C’est une réalité géopolitique que l’énergie canadienne est étroitement intégrée à l’infrastructure et aux marchés à l’échelle du continent, et la plupart des barils extraits des sables bitumineux de l’Alberta sont exportés vers les États-Unis. Les investisseurs dans les sables bitumineux canadiens comprennent les dures conséquences d’une production pétrolière restreinte.
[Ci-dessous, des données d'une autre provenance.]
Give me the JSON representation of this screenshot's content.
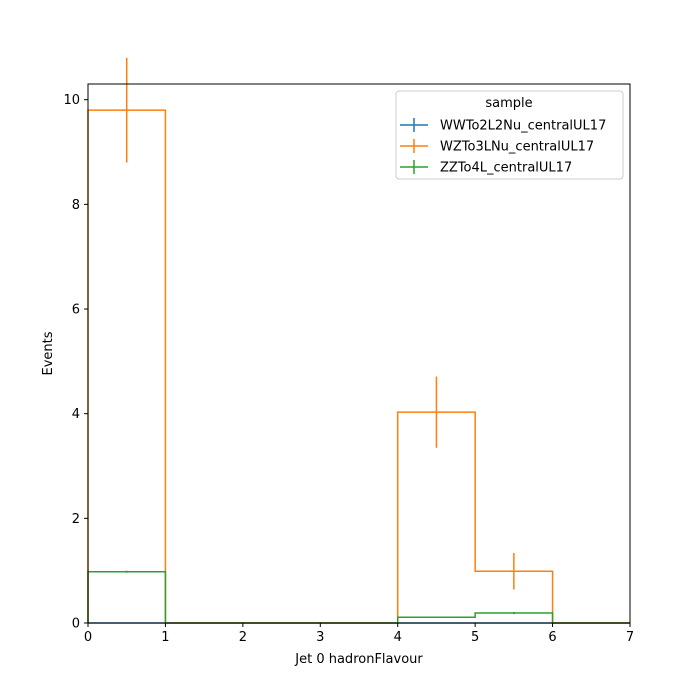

En avril 2020, Western Canada Select, le nom du pétrole qui s’écoule des sables bitumineux canadiens vers les raffineries aux États-Unis, était évalué à moins de zéro dollar : si les producteurs de sables bitumineux ne pouvaient pas arrêter leur propre production, ils devaient payer de leurs poches pour que les chargeurs transportent le pétrole.
Elliott a raison de mener une campagne militante pour forcer des améliorations dans la discipline fiscale et la prise de décision de Suncor et pour aider tout le monde à mieux comprendre ce que, le cas échéant, les investisseurs premium sont prêts à payer pour un leadership environnemental. Mais la plus grande question qui doit être posée est de savoir s’il est sage de miser la ferme sur les sables bitumineux.
Donna Kennedy-Glans était albertaine‘s ministre adjoint de l’électricité et des énergies renouvelables, 2013-14. Son nouveau livre est Apprendre au dinosaure à danser : aller au-delà du statu quo.